If we know nothing about the value of \(x\), logic dictates that we should know nothing about the value of \(x^2\). However, the mere fact that we know nothing about \(x\) (and that all values of \(x\) are therefore equally probable from our ignorant point of view), implies that we know something about \(x^2\); for example, that \(x^2\) is approximately three times more likely to be found between 0 and 1 than between 2 and 3. This contradicts the logic conclusion that started the paragraph.

As Shakespeare put it, something is rotten in the state of Denmark. My only hope is that you are now as confused as I am. And if you’re thinking that the answer to the problems with the concept of information lies somewhere in Shannon’s definition of information, think again. Let us just say that, for example, if we use Shannon’s definition of information, a book with random characters is much, much more informative than any book written in English (or in any other human language, for that matter). For the even more refined readers, who are thinking about eventually less known definitions of information, and are therefore mentally fencing words such as Rényi, Kullback, Leibler, Fisher, and other names of semi-Gods, I say: been there, done that; still confused.

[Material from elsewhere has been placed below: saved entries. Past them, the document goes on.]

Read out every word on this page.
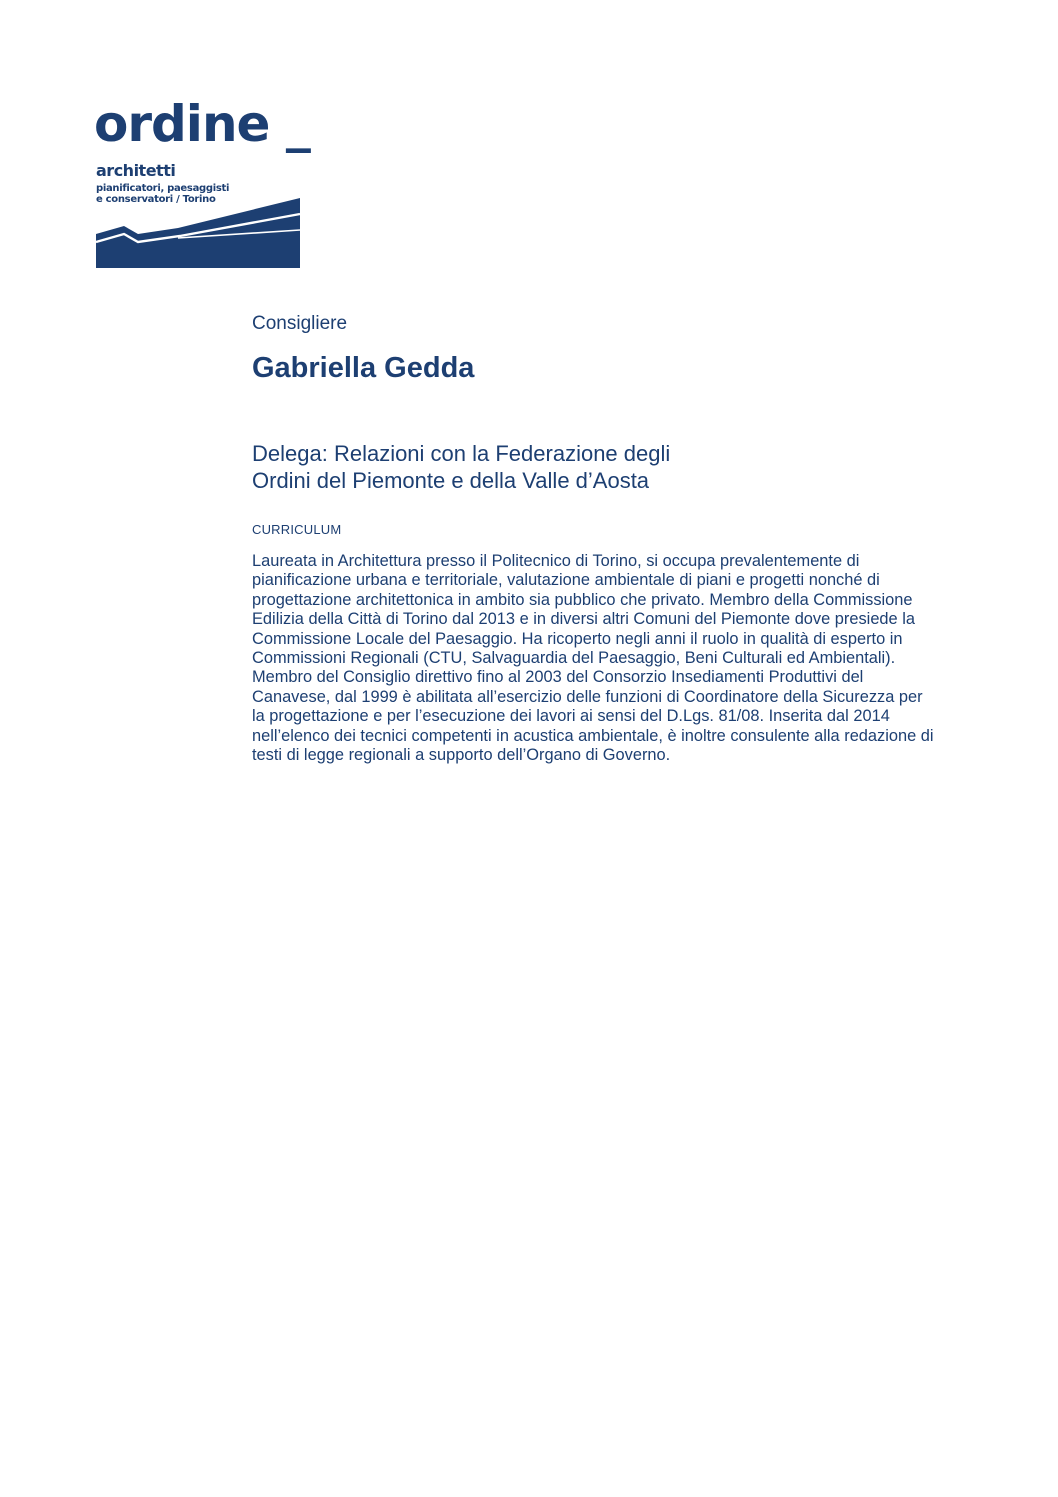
ordine _
architetti
pianificatori, paesaggisti
e conservatori / Torino
Consigliere
Gabriella Gedda
Delega: Relazioni con la Federazione degli
Ordini del Piemonte e della Valle d’Aosta
CURRICULUM
Laureata in Architettura presso il Politecnico di Torino, si occupa prevalentemente di
pianificazione urbana e territoriale, valutazione ambientale di piani e progetti nonché di
progettazione architettonica in ambito sia pubblico che privato. Membro della Commissione
Edilizia della Città di Torino dal 2013 e in diversi altri Comuni del Piemonte dove presiede la
Commissione Locale del Paesaggio. Ha ricoperto negli anni il ruolo in qualità di esperto in
Commissioni Regionali (CTU, Salvaguardia del Paesaggio, Beni Culturali ed Ambientali).
Membro del Consiglio direttivo fino al 2003 del Consorzio Insediamenti Produttivi del
Canavese, dal 1999 è abilitata all’esercizio delle funzioni di Coordinatore della Sicurezza per
la progettazione e per l’esecuzione dei lavori ai sensi del D.Lgs. 81/08. Inserita dal 2014
nell’elenco dei tecnici competenti in acustica ambientale, è inoltre consulente alla redazione di
testi di legge regionali a supporto dell’Organo di Governo.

Let me now wrap this up by saying that the problem we just saw is not new. Not by a long shot. In fact, we have just stumbled on the well known (and hitherto unsolved in a general way) problem of defining non-informative priors in Bayesian statistics. Many brilliant and powerful statisticians have attempted to solve this problem, and obtained ways of untangling this… this... (shall we call it a paradox?) in particular instances, from particular points of view. Jeffreys comes of course to mind, but there’s Jaynes, José-Miguel Bernardo, and so many other super-heroes. Rumour even has it that solving this paradox might be the main plot of the next Batman movie.

A final note. If you are trying to pin the blame on the uniform distribution, please know that the same type of game can be played with any distribution that you feel may represent the concept of “zero information.” I only used the uniform, because it is the one that makes the most sense when we first think about the problem. Or, if you’re into more formal reasoning, because it embodies Bernoulli’s principle of insufficient reason (which basically states that we should assume that all possibilities have equal probability if we have no information that tells us otherwise).

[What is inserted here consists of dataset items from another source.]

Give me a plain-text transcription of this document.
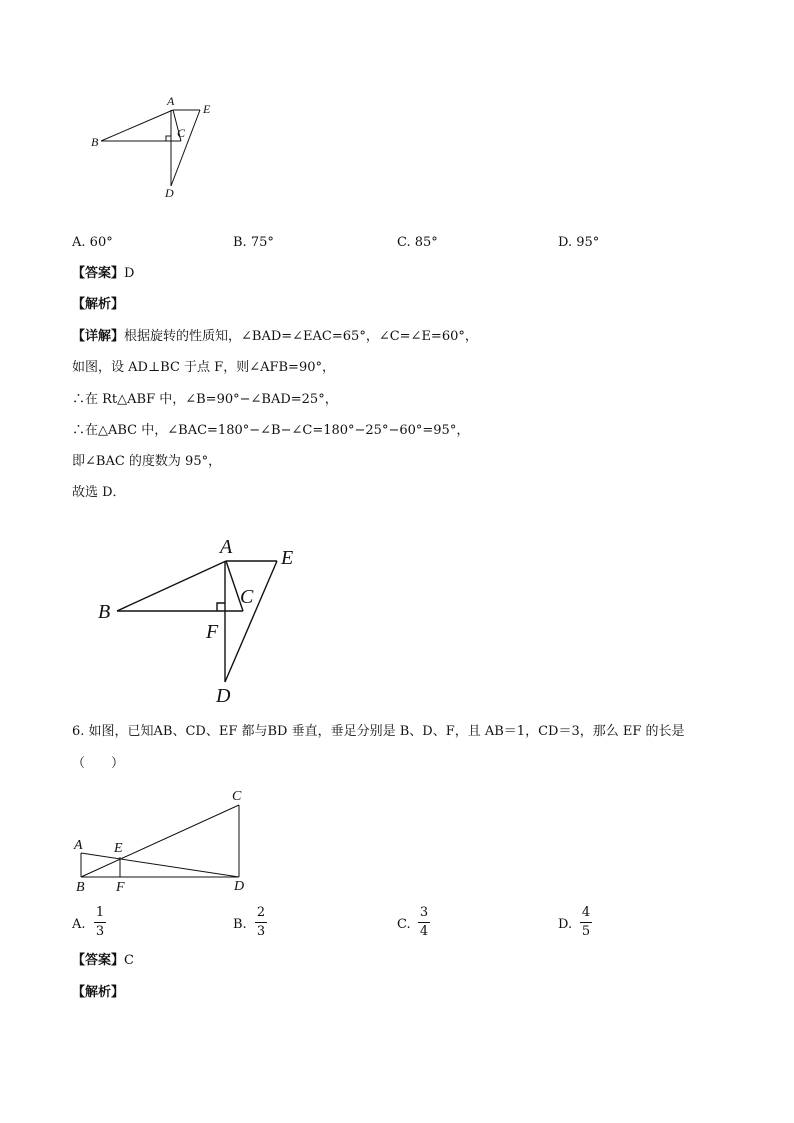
A
E
B
C
D
A. 60°	B. 75°	C. 85°	D. 95°
【答案】D
【解析】
【详解】根据旋转的性质知，∠BAD=∠EAC=65°，∠C=∠E=60°，
如图，设 AD⊥BC 于点 F，则∠AFB=90°，
∴在 Rt△ABF 中，∠B=90°−∠BAD=25°，
∴在△ABC 中，∠BAC=180°−∠B−∠C=180°−25°−60°=95°，
即∠BAC 的度数为 95°，
故选 D．
A E
B
C
F
D
6. 如图，已知AB、CD、EF 都与BD 垂直，垂足分别是 B、D、F，且 AB＝1，CD＝3，那么 EF 的长是
（　　）
C
A E
B F	D
A.
1
3	B.
2
3	C.
3
4	D.
4
5
【答案】C
【解析】
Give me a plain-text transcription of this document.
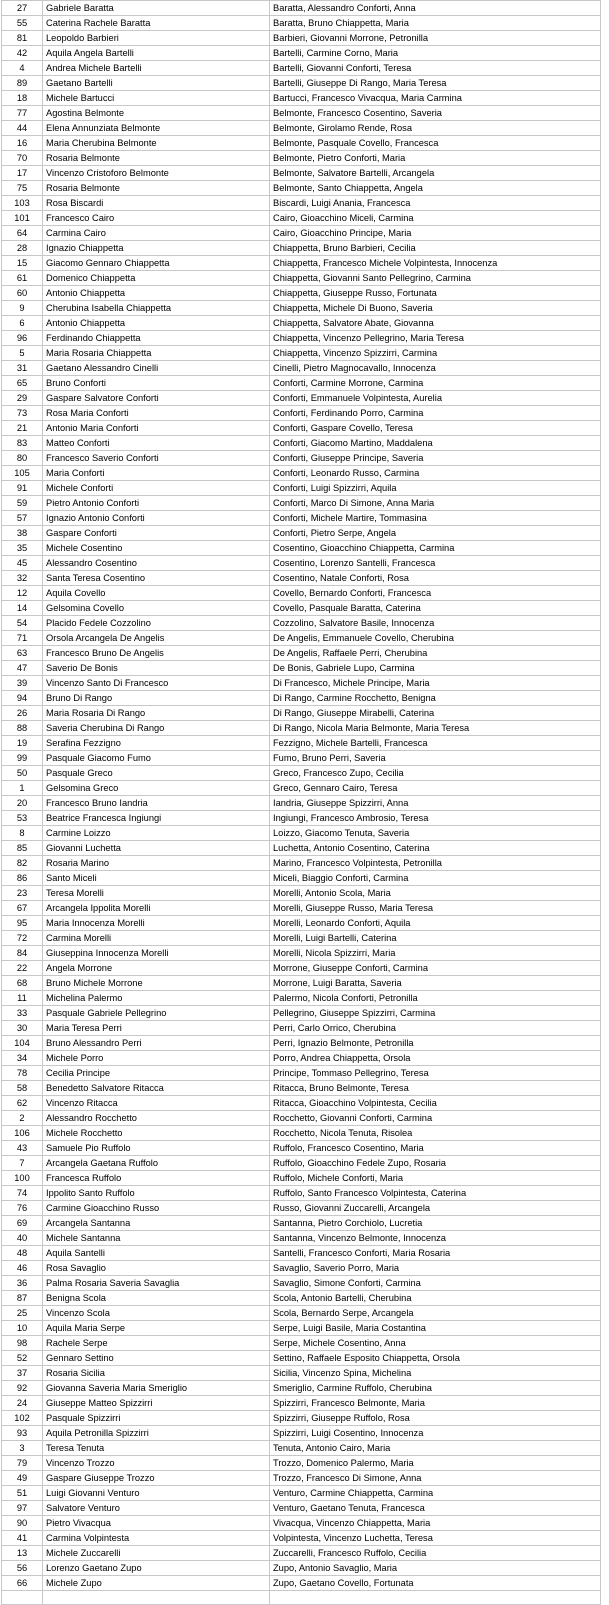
27	Gabriele Baratta	Baratta, Alessandro Conforti, Anna
55	Caterina Rachele Baratta	Baratta, Bruno Chiappetta, Maria
81	Leopoldo Barbieri	Barbieri, Giovanni Morrone, Petronilla
42	Aquila Angela Bartelli	Bartelli, Carmine Corno, Maria
4	Andrea Michele Bartelli	Bartelli, Giovanni Conforti, Teresa
89	Gaetano Bartelli	Bartelli, Giuseppe Di Rango, Maria Teresa
18	Michele Bartucci	Bartucci, Francesco Vivacqua, Maria Carmina
77	Agostina Belmonte	Belmonte, Francesco Cosentino, Saveria
44	Elena Annunziata Belmonte	Belmonte, Girolamo Rende, Rosa
16	Maria Cherubina Belmonte	Belmonte, Pasquale Covello, Francesca
70	Rosaria Belmonte	Belmonte, Pietro Conforti, Maria
17	Vincenzo Cristoforo Belmonte	Belmonte, Salvatore Bartelli, Arcangela
75	Rosaria Belmonte	Belmonte, Santo Chiappetta, Angela
103	Rosa Biscardi	Biscardi, Luigi Anania, Francesca
101	Francesco Cairo	Cairo, Gioacchino Miceli, Carmina
64	Carmina Cairo	Cairo, Gioacchino Principe, Maria
28	Ignazio Chiappetta	Chiappetta, Bruno Barbieri, Cecilia
15	Giacomo Gennaro Chiappetta	Chiappetta, Francesco Michele Volpintesta, Innocenza
61	Domenico Chiappetta	Chiappetta, Giovanni Santo Pellegrino, Carmina
60	Antonio Chiappetta	Chiappetta, Giuseppe Russo, Fortunata
9	Cherubina Isabella Chiappetta	Chiappetta, Michele Di Buono, Saveria
6	Antonio Chiappetta	Chiappetta, Salvatore Abate, Giovanna
96	Ferdinando Chiappetta	Chiappetta, Vincenzo Pellegrino, Maria Teresa
5	Maria Rosaria Chiappetta	Chiappetta, Vincenzo Spizzirri, Carmina
31	Gaetano Alessandro Cinelli	Cinelli, Pietro Magnocavallo, Innocenza
65	Bruno Conforti	Conforti, Carmine Morrone, Carmina
29	Gaspare Salvatore Conforti	Conforti, Emmanuele Volpintesta, Aurelia
73	Rosa Maria Conforti	Conforti, Ferdinando Porro, Carmina
21	Antonio Maria Conforti	Conforti, Gaspare Covello, Teresa
83	Matteo Conforti	Conforti, Giacomo Martino, Maddalena
80	Francesco Saverio Conforti	Conforti, Giuseppe Principe, Saveria
105	Maria Conforti	Conforti, Leonardo Russo, Carmina
91	Michele Conforti	Conforti, Luigi Spizzirri, Aquila
59	Pietro Antonio Conforti	Conforti, Marco Di Simone, Anna Maria
57	Ignazio Antonio Conforti	Conforti, Michele Martire, Tommasina
38	Gaspare Conforti	Conforti, Pietro Serpe, Angela
35	Michele Cosentino	Cosentino, Gioacchino Chiappetta, Carmina
45	Alessandro Cosentino	Cosentino, Lorenzo Santelli, Francesca
32	Santa Teresa Cosentino	Cosentino, Natale Conforti, Rosa
12	Aquila Covello	Covello, Bernardo Conforti, Francesca
14	Gelsomina Covello	Covello, Pasquale Baratta, Caterina
54	Placido Fedele Cozzolino	Cozzolino, Salvatore Basile, Innocenza
71	Orsola Arcangela De Angelis	De Angelis, Emmanuele Covello, Cherubina
63	Francesco Bruno De Angelis	De Angelis, Raffaele Perri, Cherubina
47	Saverio De Bonis	De Bonis, Gabriele Lupo, Carmina
39	Vincenzo Santo Di Francesco	Di Francesco, Michele Principe, Maria
94	Bruno Di Rango	Di Rango, Carmine Rocchetto, Benigna
26	Maria Rosaria Di Rango	Di Rango, Giuseppe Mirabelli, Caterina
88	Saveria Cherubina Di Rango	Di Rango, Nicola Maria Belmonte, Maria Teresa
19	Serafina Fezzigno	Fezzigno, Michele Bartelli, Francesca
99	Pasquale Giacomo Fumo	Fumo, Bruno Perri, Saveria
50	Pasquale Greco	Greco, Francesco Zupo, Cecilia
1	Gelsomina Greco	Greco, Gennaro Cairo, Teresa
20	Francesco Bruno Iandria	Iandria, Giuseppe Spizzirri, Anna
53	Beatrice Francesca Ingiungi	Ingiungi, Francesco Ambrosio, Teresa
8	Carmine Loizzo	Loizzo, Giacomo Tenuta, Saveria
85	Giovanni Luchetta	Luchetta, Antonio Cosentino, Caterina
82	Rosaria Marino	Marino, Francesco Volpintesta, Petronilla
86	Santo Miceli	Miceli, Biaggio Conforti, Carmina
23	Teresa Morelli	Morelli, Antonio Scola, Maria
67	Arcangela Ippolita Morelli	Morelli, Giuseppe Russo, Maria Teresa
95	Maria Innocenza Morelli	Morelli, Leonardo Conforti, Aquila
72	Carmina Morelli	Morelli, Luigi Bartelli, Caterina
84	Giuseppina Innocenza Morelli	Morelli, Nicola Spizzirri, Maria
22	Angela Morrone	Morrone, Giuseppe Conforti, Carmina
68	Bruno Michele Morrone	Morrone, Luigi Baratta, Saveria
11	Michelina Palermo	Palermo, Nicola Conforti, Petronilla
33	Pasquale Gabriele Pellegrino	Pellegrino, Giuseppe Spizzirri, Carmina
30	Maria Teresa Perri	Perri, Carlo Orrico, Cherubina
104	Bruno Alessandro Perri	Perri, Ignazio Belmonte, Petronilla
34	Michele Porro	Porro, Andrea Chiappetta, Orsola
78	Cecilia Principe	Principe, Tommaso Pellegrino, Teresa
58	Benedetto Salvatore Ritacca	Ritacca, Bruno Belmonte, Teresa
62	Vincenzo Ritacca	Ritacca, Gioacchino Volpintesta, Cecilia
2	Alessandro Rocchetto	Rocchetto, Giovanni Conforti, Carmina
106	Michele Rocchetto	Rocchetto, Nicola Tenuta, Risolea
43	Samuele Pio Ruffolo	Ruffolo, Francesco Cosentino, Maria
7	Arcangela Gaetana Ruffolo	Ruffolo, Gioacchino Fedele Zupo, Rosaria
100	Francesca Ruffolo	Ruffolo, Michele Conforti, Maria
74	Ippolito Santo Ruffolo	Ruffolo, Santo Francesco Volpintesta, Caterina
76	Carmine Gioacchino Russo	Russo, Giovanni Zuccarelli, Arcangela
69	Arcangela Santanna	Santanna, Pietro Corchiolo, Lucretia
40	Michele Santanna	Santanna, Vincenzo Belmonte, Innocenza
48	Aquila Santelli	Santelli, Francesco Conforti, Maria Rosaria
46	Rosa Savaglio	Savaglio, Saverio Porro, Maria
36	Palma Rosaria Saveria Savaglia	Savaglio, Simone Conforti, Carmina
87	Benigna Scola	Scola, Antonio Bartelli, Cherubina
25	Vincenzo Scola	Scola, Bernardo Serpe, Arcangela
10	Aquila Maria Serpe	Serpe, Luigi Basile, Maria Costantina
98	Rachele Serpe	Serpe, Michele Cosentino, Anna
52	Gennaro Settino	Settino, Raffaele Esposito Chiappetta, Orsola
37	Rosaria Sicilia	Sicilia, Vincenzo Spina, Michelina
92	Giovanna Saveria Maria Smeriglio	Smeriglio, Carmine Ruffolo, Cherubina
24	Giuseppe Matteo Spizzirri	Spizzirri, Francesco Belmonte, Maria
102	Pasquale Spizzirri	Spizzirri, Giuseppe Ruffolo, Rosa
93	Aquila Petronilla Spizzirri	Spizzirri, Luigi Cosentino, Innocenza
3	Teresa Tenuta	Tenuta, Antonio Cairo, Maria
79	Vincenzo Trozzo	Trozzo, Domenico Palermo, Maria
49	Gaspare Giuseppe Trozzo	Trozzo, Francesco Di Simone, Anna
51	Luigi Giovanni Venturo	Venturo, Carmine Chiappetta, Carmina
97	Salvatore Venturo	Venturo, Gaetano Tenuta, Francesca
90	Pietro Vivacqua	Vivacqua, Vincenzo Chiappetta, Maria
41	Carmina Volpintesta	Volpintesta, Vincenzo Luchetta, Teresa
13	Michele Zuccarelli	Zuccarelli, Francesco Ruffolo, Cecilia
56	Lorenzo Gaetano Zupo	Zupo, Antonio Savaglio, Maria
66	Michele Zupo	Zupo, Gaetano Covello, Fortunata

As soon as I get to the bottom of this and have a final coherent answer, I will make a new post and tell you the solution. Should the fact that the above-mentioned super-humans didn’t get to a global solution discourage me? Maybe. I only hope that the Sun doesn’t go all white-dwarf on me before I get to a definitive solution. What? Only 5 billion years left? That might be cutting it a bit short.